3) Memberikan kesempatan bagi masyarakat untuk dapat berpartisipasi dalam penyelenggaraan pendidikan dalam bentuk pengelolaan yang tidak seragam yaitu antara lain badan hukum pendidikan, badan hukum yayasan, badan hukum perkumpulan, badan hukum wakaf sebagai pelaksana satuan pendidikan formal dengan tetap memegang prinsip nirlaba (tidak mencari keuntungan).
4) Pembiayaan Satuan Pendidikan Negeri pada dasarnya sepenuhnya menjadi tanggungjawab pemerintah. Namun demikian untuk meningkatkan kualitas pendidikan Satuan Pendidikan Negeri tersebut dapat menggali sumber biaya lain yaitu melalui Penerimaan Negara Bukan Pajak (PNBP).
5) Untuk Satuan Pendidikan Tinggi Negeri yang saat ini telah menerapkan BHP, perlu diambil langkah-langkah:
(1) Pengkajian dampak pembatalan Undang-Undang BHP, utamanya terkait dengan kepentingan peserta didik/mahasiswa, pengelolaan akademik, dan pengelolaan manajemen kampus.
(2) Dipersiapkan dasar hukum pengganti Undang-Undang BHP, dengan prinsip:
• Adanya jaminan kebebasan akademik dalam kampus.
• Memberikan kesempatan yang sama bagi lulusan Sekolah Lanjutan Tingkat Atas untuk mengikuti pendidikan tinggi.
• Adanya transparansi dan akuntabilitas dalam pengelolaan manajemen kampus.
• Nirlaba/nonprofit dalam pengelolaan pendidikan.
• Kemandirian pengelolaan akademik dan pengelolaan manajemen kampus dibawah koordinasi, supervisi dan pengendalian Kementerian Pendidikan Nasional.

V. LAIN-LAIN
Terkait dengan pembatalan Undang-Undang Nomor 9 Tahun 2009 tentang Badan Hukum Pendidikan, maka perlu dipikirkan kembali pengaturan yang terkait dengan Pendidikan Kedinasan, yaitu antara lain:
1. Pengertian pendidikan kedinasan sebagaimana diatur dalam Undang-Undang Nomor 20 Tahun 2003, Pasal 15 dan Pasal 29, yang berbunyi:
Pasal 15:
Jenis pendidikan mencakup pendidikan umum, kejuruan, akademik, profesi, vokasi, keagamaan, dan khusus.
Penjelasan Pasal 15:
“......... pendidikan profesi merupakan pendidikan tinggi setelah program sarjana yang mempersiapkan peserta didik untuk memiliki pekerjaan dengan persyaratan keahlian khusus........”

Pasal 29:
(1) Pendidikan kedinasan merupakan pendidikan profesi yang diselenggarakan oleh departemen atau lembaga pemerintah non departemen.

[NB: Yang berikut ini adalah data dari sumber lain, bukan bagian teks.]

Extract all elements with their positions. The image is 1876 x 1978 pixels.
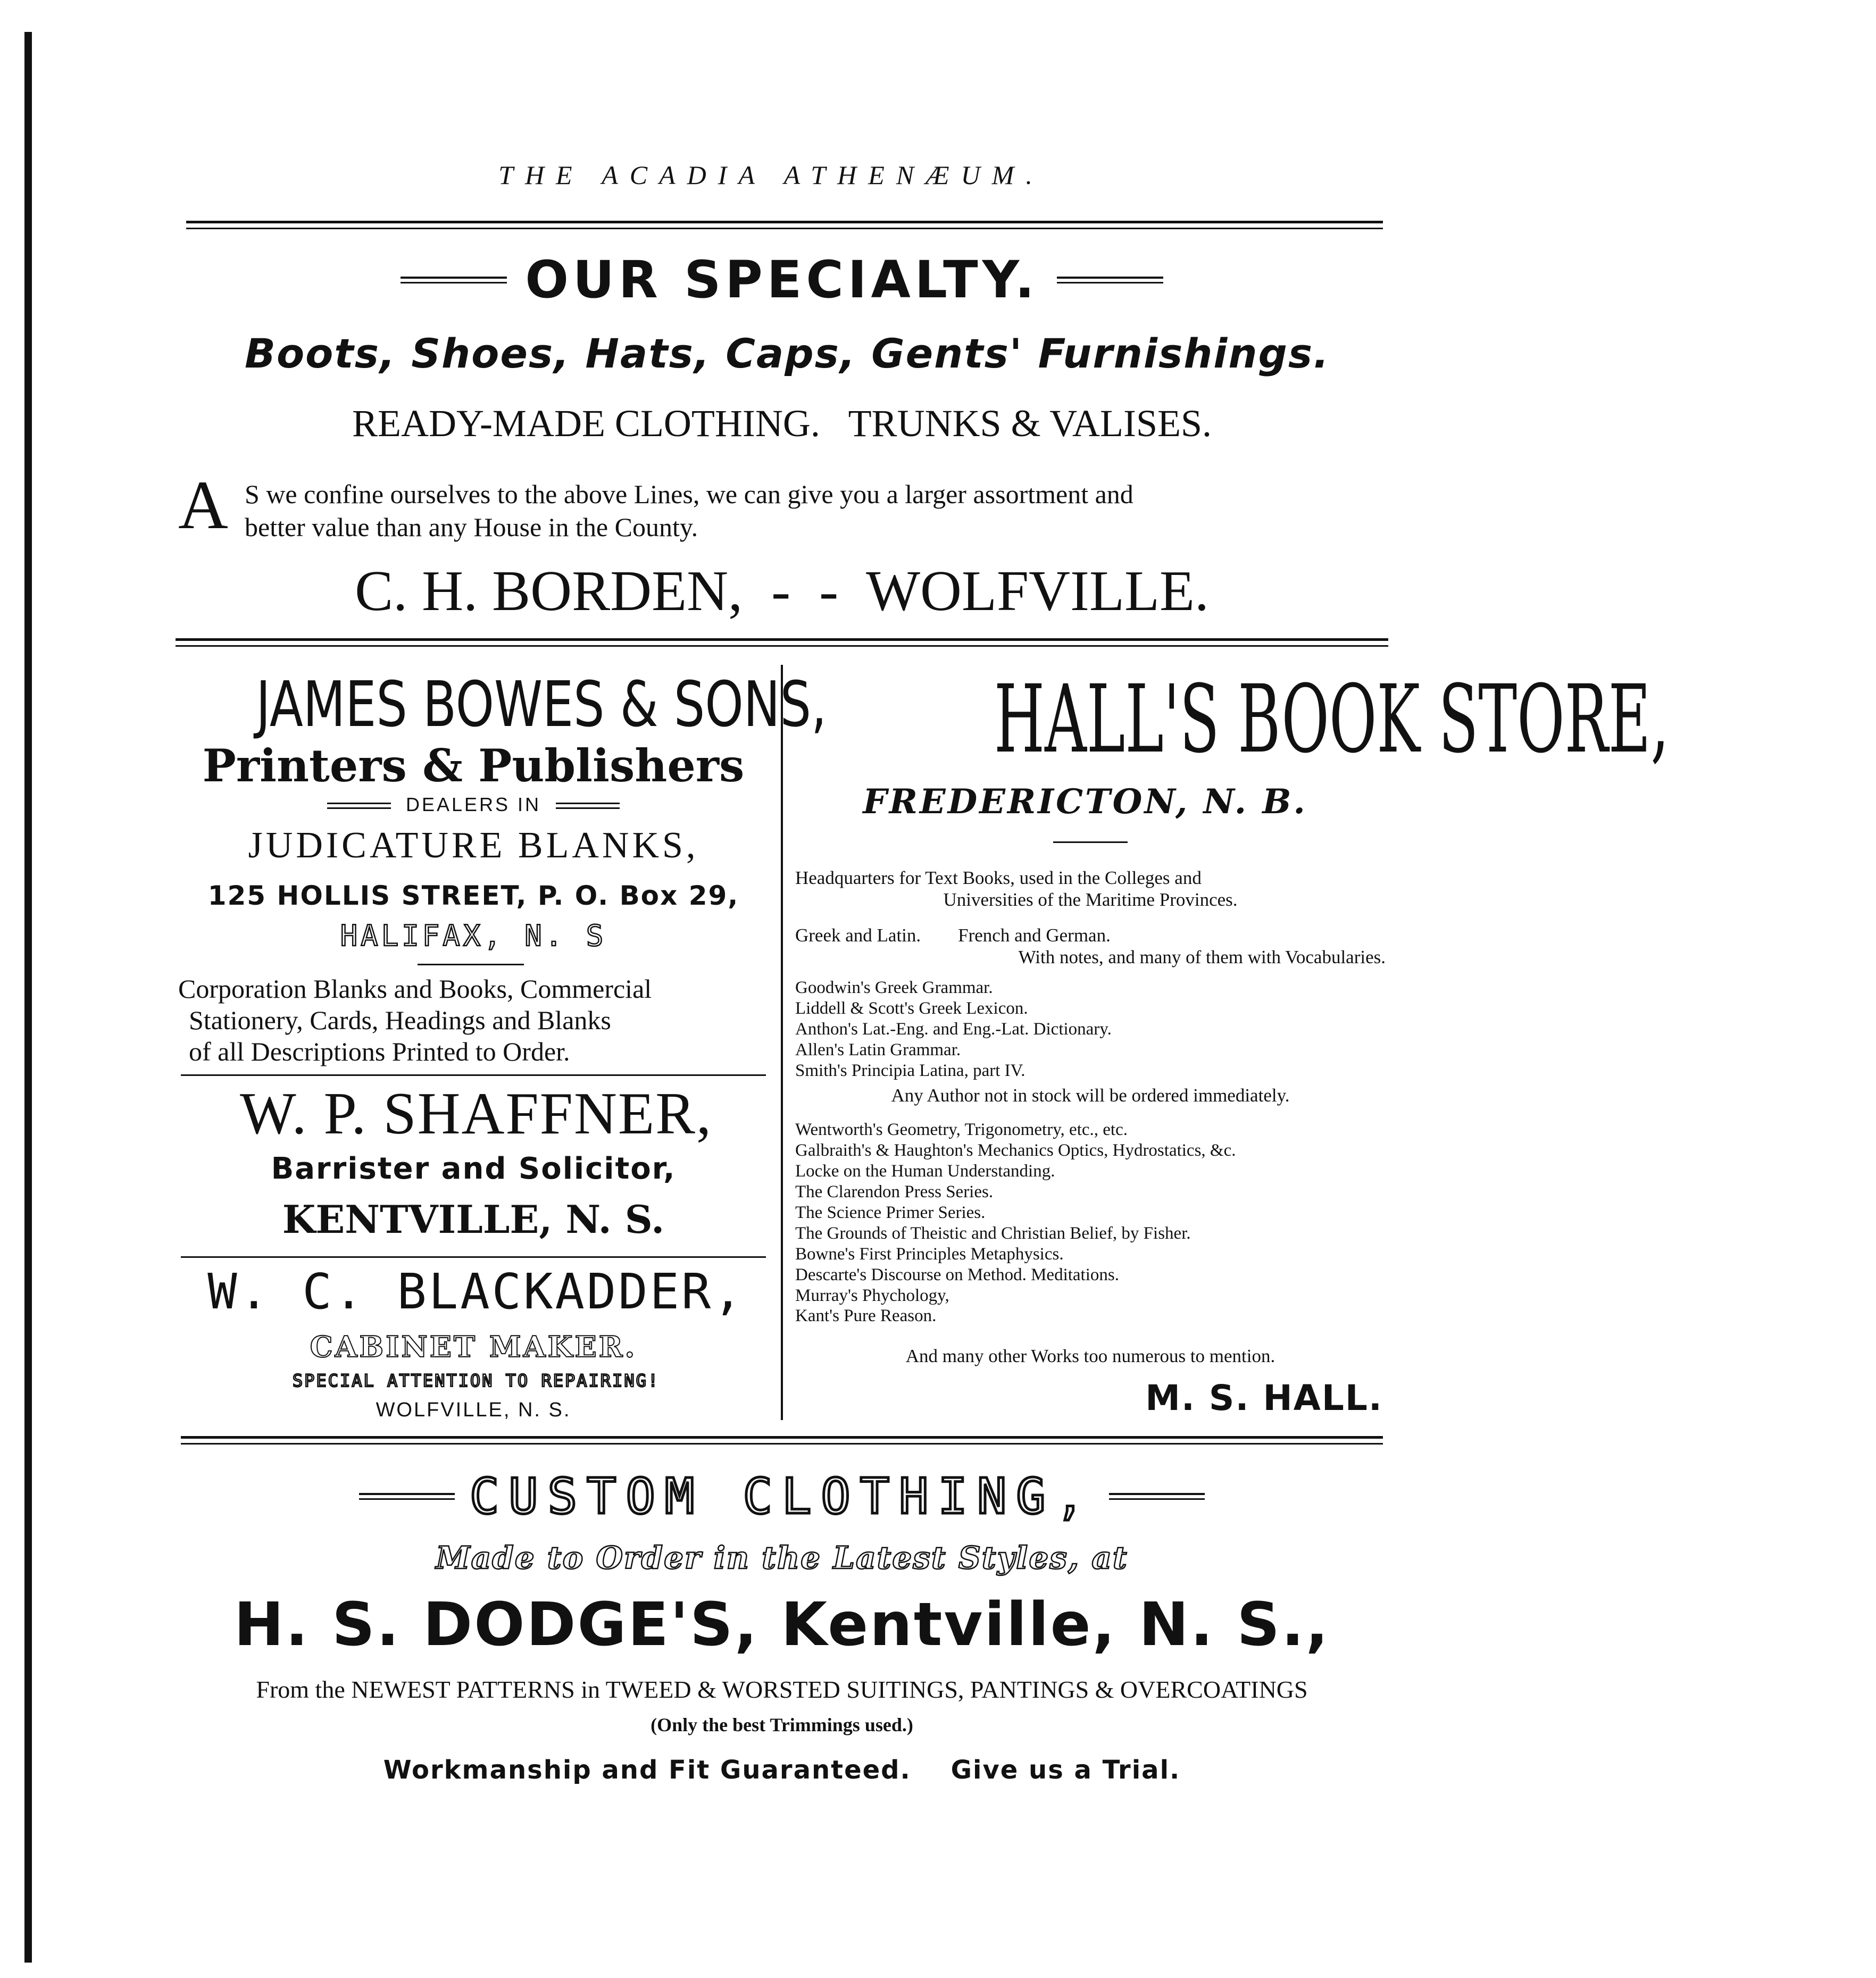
dodge-title-row xyxy=(176,1468,1388,1526)
bowes-city: HALIFAX, N. S xyxy=(340,919,607,953)
hall-signature: M. S. HALL. xyxy=(1145,1378,1383,1418)
bowes-desc-line2: Stationery, Cards, Headings and Blanks xyxy=(189,1005,611,1035)
blackadder-name: W. C. BLACKADDER, xyxy=(207,1263,745,1320)
dodge-name: H. S. DODGE'S, Kentville, N. S., xyxy=(234,1590,1330,1659)
specialty-body-line2: better value than any House in the County. xyxy=(245,512,698,542)
list-item: Wentworth's Geometry, Trigonometry, etc., etc. xyxy=(795,1120,1128,1139)
dealers-left-rule xyxy=(327,803,391,809)
hall-name-wrap xyxy=(787,665,1670,777)
specialty-title-row xyxy=(181,250,1383,308)
shaffner-bottom-rule xyxy=(181,1256,766,1258)
blackadder-trade: CABINET MAKER. xyxy=(310,1330,637,1364)
bowes-name-wrap xyxy=(176,667,827,741)
list-item: Smith's Principia Latina, part IV. xyxy=(795,1061,1025,1080)
shaffner-city: KENTVILLE, N. S. xyxy=(282,1197,665,1242)
hall-lang-line1: Greek and Latin. French and German. xyxy=(795,925,1111,946)
dealers-right-rule xyxy=(556,803,620,809)
header-double-rule xyxy=(186,221,1383,229)
hall-name: HALL'S BOOK STORE, xyxy=(994,665,1670,774)
hall-city: FREDERICTON, N. B. xyxy=(863,782,1307,822)
right-ornament-rule xyxy=(1057,277,1163,283)
binding-edge xyxy=(24,32,32,1963)
hall-books-list-b xyxy=(795,1120,1386,1326)
shaffner-name: W. P. SHAFFNER, xyxy=(240,1081,712,1147)
right-arrow-rule xyxy=(1109,1493,1205,1500)
list-item: Bowne's First Principles Metaphysics. xyxy=(795,1244,1064,1264)
list-item: Liddell & Scott's Greek Lexicon. xyxy=(795,998,1028,1018)
dodge-patterns: From the NEWEST PATTERNS in TWEED & WORSTED SUITINGS, PANTINGS & OVERCOATINGS xyxy=(256,1676,1308,1703)
dodge-guarantee: Workmanship and Fit Guaranteed. Give us a Trial. xyxy=(383,1755,1181,1785)
list-item: The Science Primer Series. xyxy=(795,1203,986,1222)
hall-languages xyxy=(795,924,1386,969)
bowes-bottom-rule xyxy=(181,1074,766,1076)
specialty-title: OUR SPECIALTY. xyxy=(525,250,1039,310)
list-item: The Grounds of Theistic and Christian Belief, by Fisher. xyxy=(795,1223,1191,1243)
list-item: Locke on the Human Understanding. xyxy=(795,1161,1055,1181)
bowes-dealers: DEALERS IN xyxy=(405,794,541,815)
list-item: Anthon's Lat.-Eng. and Eng.-Lat. Dictionary. xyxy=(795,1019,1112,1039)
bowes-blanks: JUDICATURE BLANKS, xyxy=(248,825,699,866)
bowes-address: 125 HOLLIS STREET, P. O. Box 29, xyxy=(207,880,739,911)
dodge-made-to-order: Made to Order in the Latest Styles, at xyxy=(436,1540,1128,1576)
drop-cap: A xyxy=(178,467,228,544)
bowes-dealers-row xyxy=(176,794,771,816)
left-ornament-rule xyxy=(401,277,507,283)
bowes-desc-line1: Corporation Blanks and Books, Commercial xyxy=(178,974,652,1004)
bowes-trade: Printers & Publishers xyxy=(202,739,745,792)
running-head: THE ACADIA ATHENÆUM. xyxy=(498,160,1044,190)
section-double-rule xyxy=(176,638,1388,647)
list-item: The Clarendon Press Series. xyxy=(795,1182,994,1201)
specialty-body-line1: S we confine ourselves to the above Lines, we can give you a larger assortment and xyxy=(245,479,1133,509)
list-item: Kant's Pure Reason. xyxy=(795,1306,937,1326)
column-divider xyxy=(781,665,783,1420)
bowes-short-rule xyxy=(418,964,524,965)
dodge-title: CUSTOM CLOTHING, xyxy=(469,1468,1095,1525)
bowes-name: JAMES BOWES & SONS, xyxy=(256,667,827,741)
list-item: Descarte's Discourse on Method. Meditations. xyxy=(795,1265,1119,1284)
list-item: Goodwin's Greek Grammar. xyxy=(795,978,993,997)
shaffner-title: Barrister and Solicitor, xyxy=(271,1151,676,1186)
hall-any-author: Any Author not in stock will be ordered immediately. xyxy=(891,1085,1290,1106)
hall-hq-line1: Headquarters for Text Books, used in the Colleges and xyxy=(795,867,1202,888)
dodge-trimmings: (Only the best Trimmings used.) xyxy=(651,1714,913,1735)
borden-signature: C. H. BORDEN, - - WOLFVILLE. xyxy=(355,560,1209,623)
blackadder-city: WOLFVILLE, N. S. xyxy=(376,1399,571,1421)
left-arrow-rule xyxy=(359,1493,455,1500)
hall-ornament-rule xyxy=(1053,841,1128,843)
bowes-description xyxy=(178,973,779,1067)
specialty-subtitle: Boots, Shoes, Hats, Caps, Gents' Furnishings. xyxy=(245,330,1330,377)
hall-hq-line2: Universities of the Maritime Provinces. xyxy=(943,889,1238,911)
hall-many-other: And many other Works too numerous to mention. xyxy=(905,1346,1275,1366)
list-item: Murray's Phychology, xyxy=(795,1286,949,1305)
blackadder-special: SPECIAL ATTENTION TO REPAIRING! xyxy=(292,1371,660,1391)
list-item: Galbraith's & Haughton's Mechanics Optics, Hydrostatics, &c. xyxy=(795,1140,1236,1160)
hall-books-list-a xyxy=(795,978,1386,1081)
bowes-desc-line3: of all Descriptions Printed to Order. xyxy=(189,1037,570,1066)
specialty-line3: READY-MADE CLOTHING. TRUNKS & VALISES. xyxy=(352,402,1212,445)
dodge-top-double-rule xyxy=(181,1436,1383,1445)
hall-lang-line2: With notes, and many of them with Vocabularies. xyxy=(1018,947,1386,968)
hall-headquarters xyxy=(795,867,1386,911)
list-item: Allen's Latin Grammar. xyxy=(795,1040,961,1059)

(2) Pendidikan kedinasan berfungsi meningkatkan kemampuan dan keterampilan dalam pelaksanaan tugas kedinasan bagi pegawai dan calon pegawai negeri suatu departemen atau lembaga pemerintah non departemen.

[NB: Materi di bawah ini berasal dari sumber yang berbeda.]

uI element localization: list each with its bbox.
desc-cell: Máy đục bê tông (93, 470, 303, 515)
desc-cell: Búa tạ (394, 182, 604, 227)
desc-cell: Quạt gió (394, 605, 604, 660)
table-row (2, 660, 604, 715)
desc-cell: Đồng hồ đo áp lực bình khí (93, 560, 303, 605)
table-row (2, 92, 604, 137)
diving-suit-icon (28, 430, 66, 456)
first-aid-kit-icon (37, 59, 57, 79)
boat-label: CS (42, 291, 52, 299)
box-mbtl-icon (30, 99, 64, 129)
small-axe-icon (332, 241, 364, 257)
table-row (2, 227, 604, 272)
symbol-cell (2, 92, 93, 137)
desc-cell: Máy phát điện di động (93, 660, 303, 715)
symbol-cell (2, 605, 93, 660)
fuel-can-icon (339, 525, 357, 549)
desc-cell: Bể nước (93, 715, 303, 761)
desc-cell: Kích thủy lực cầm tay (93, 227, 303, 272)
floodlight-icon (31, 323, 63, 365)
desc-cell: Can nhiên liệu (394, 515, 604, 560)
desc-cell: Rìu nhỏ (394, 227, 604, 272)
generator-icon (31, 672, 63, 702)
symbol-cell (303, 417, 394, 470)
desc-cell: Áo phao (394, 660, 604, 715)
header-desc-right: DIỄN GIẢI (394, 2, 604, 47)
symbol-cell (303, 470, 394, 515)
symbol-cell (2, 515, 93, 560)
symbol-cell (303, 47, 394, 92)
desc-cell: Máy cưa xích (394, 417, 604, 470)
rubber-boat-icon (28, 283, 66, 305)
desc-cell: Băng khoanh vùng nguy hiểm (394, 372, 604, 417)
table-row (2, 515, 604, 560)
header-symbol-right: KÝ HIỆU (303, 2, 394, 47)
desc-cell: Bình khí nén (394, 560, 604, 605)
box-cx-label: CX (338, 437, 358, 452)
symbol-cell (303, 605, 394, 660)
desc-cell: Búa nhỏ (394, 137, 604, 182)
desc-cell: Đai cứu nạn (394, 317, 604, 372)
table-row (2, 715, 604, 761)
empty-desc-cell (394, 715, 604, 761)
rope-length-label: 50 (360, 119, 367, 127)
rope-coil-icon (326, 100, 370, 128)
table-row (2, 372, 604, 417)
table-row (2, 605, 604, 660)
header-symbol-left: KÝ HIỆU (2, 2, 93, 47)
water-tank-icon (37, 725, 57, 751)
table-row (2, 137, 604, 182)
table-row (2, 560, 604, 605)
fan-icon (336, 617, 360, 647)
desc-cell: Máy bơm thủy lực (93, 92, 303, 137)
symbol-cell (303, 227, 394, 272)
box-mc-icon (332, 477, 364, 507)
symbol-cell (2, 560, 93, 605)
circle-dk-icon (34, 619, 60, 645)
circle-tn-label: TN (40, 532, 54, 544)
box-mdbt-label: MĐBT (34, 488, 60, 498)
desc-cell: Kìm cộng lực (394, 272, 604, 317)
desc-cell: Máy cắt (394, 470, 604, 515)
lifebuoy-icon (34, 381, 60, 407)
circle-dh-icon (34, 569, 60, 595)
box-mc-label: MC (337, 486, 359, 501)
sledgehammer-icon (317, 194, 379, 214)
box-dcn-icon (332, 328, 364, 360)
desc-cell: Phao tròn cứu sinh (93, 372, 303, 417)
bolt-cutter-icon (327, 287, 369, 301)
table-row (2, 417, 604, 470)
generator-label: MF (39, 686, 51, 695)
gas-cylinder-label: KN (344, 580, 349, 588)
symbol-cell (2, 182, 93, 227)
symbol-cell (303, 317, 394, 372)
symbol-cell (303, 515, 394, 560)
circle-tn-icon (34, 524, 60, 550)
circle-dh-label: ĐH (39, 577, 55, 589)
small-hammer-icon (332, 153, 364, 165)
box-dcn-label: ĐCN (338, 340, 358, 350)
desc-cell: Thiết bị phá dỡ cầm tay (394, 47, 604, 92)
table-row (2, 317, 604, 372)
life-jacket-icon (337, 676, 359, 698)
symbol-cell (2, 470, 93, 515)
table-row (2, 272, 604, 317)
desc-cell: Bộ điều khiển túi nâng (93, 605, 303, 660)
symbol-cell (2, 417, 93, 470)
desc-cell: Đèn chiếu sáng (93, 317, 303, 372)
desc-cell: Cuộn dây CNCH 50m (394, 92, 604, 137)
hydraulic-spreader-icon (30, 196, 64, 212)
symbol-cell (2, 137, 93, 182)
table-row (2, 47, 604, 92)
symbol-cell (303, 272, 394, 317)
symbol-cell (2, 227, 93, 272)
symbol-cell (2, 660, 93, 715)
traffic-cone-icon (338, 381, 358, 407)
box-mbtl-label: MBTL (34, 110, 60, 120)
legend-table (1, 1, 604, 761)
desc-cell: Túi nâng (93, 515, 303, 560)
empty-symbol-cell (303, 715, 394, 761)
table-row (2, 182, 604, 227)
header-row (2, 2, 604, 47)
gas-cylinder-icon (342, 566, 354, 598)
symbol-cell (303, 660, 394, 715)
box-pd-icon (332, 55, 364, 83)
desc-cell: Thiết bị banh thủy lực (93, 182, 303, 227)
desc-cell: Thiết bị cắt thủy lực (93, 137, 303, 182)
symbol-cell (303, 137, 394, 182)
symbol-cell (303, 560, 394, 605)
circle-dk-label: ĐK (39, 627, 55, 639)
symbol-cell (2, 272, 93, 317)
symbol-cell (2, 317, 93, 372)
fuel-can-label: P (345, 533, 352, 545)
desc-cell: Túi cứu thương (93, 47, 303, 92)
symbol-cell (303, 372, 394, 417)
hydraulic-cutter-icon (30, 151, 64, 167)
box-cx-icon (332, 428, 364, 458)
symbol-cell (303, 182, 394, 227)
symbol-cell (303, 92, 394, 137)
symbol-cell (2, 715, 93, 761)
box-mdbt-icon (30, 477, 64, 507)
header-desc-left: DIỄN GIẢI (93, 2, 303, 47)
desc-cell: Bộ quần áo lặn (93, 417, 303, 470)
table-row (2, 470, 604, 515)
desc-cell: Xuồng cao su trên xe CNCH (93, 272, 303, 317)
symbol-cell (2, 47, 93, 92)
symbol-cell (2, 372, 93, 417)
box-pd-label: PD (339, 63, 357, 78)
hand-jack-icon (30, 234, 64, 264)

(3) Pendidikan kedinasan diselenggarakan melalui jalur pendidikan formal dan non formal.
(4) Ketentuan mengenai pendidikan kedinasan sebagaimana dimaksud pada ayat (1), ayat (2), dan ayat (3) diatur lebih lanjut dengan peraturan pemerintah.

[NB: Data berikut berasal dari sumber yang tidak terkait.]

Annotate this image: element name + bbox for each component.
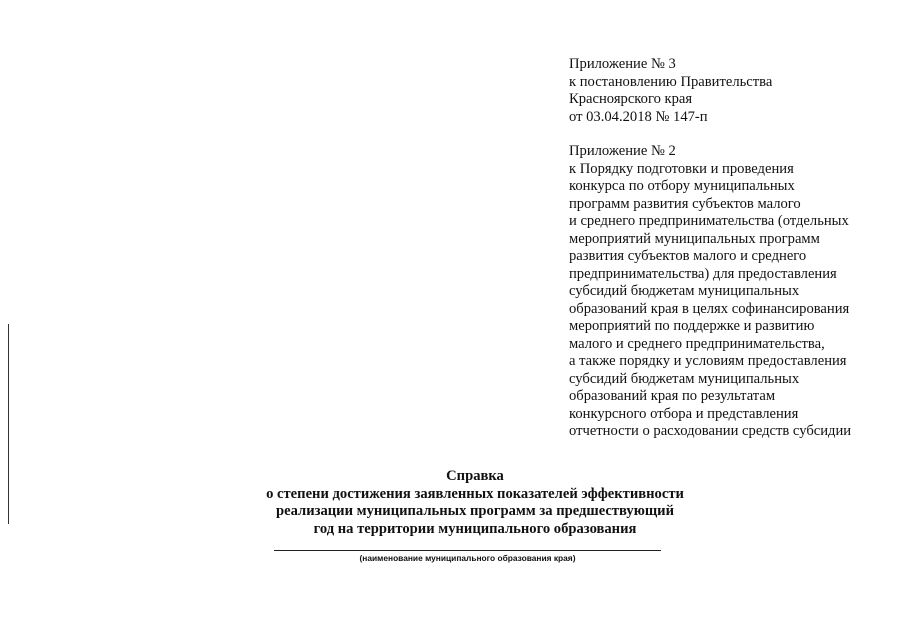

Kenyataan saat ini, pendidikan kedinasan lebih banyak diselenggarakan pada Program Strata Satu (S-1), Program Diploma (D-I, D-II, D-III dan D-IV) dan pendidikan tingkat dibawahnya.
Untuk itu, agar pengertian pendidikan kedinasan dapat mengakomodir seluruh tingkatan pendidikan yang memang masih diperlukan oleh kementerian dan lembaga pemerintah non kementerian, termasuk kepentingan Kementerian Dalam Negeri yang bertanggungjawab mendidik kader-kader pamongpraja yang ditugaskan diseluruh wilayah Negara Kesatuan Republik Indonesia.
2. Terkait dengan angka 1 tersebut di atas, maka perlu ditinjau kembali Peraturan Pemerintah Nomor 14 Tahun 2010 Tentang Pendidikan Kedinasan, antara lain:

1) Pasal 1:
Dalam Peraturan Pemerintah ini yang dimaksud dengan:
1. Pendidikan kedinasan adalah pendidikan profesi yang diselenggarakan oleh kementerian, kementerian lain, atau lembaga pemerintah non kementerian yang berfungsi untuk meningkatkan kemampuan dan keterampilan dalam pelaksanaan tugas kedinasan bagi pegawai negeri dan calon pegawai negeri.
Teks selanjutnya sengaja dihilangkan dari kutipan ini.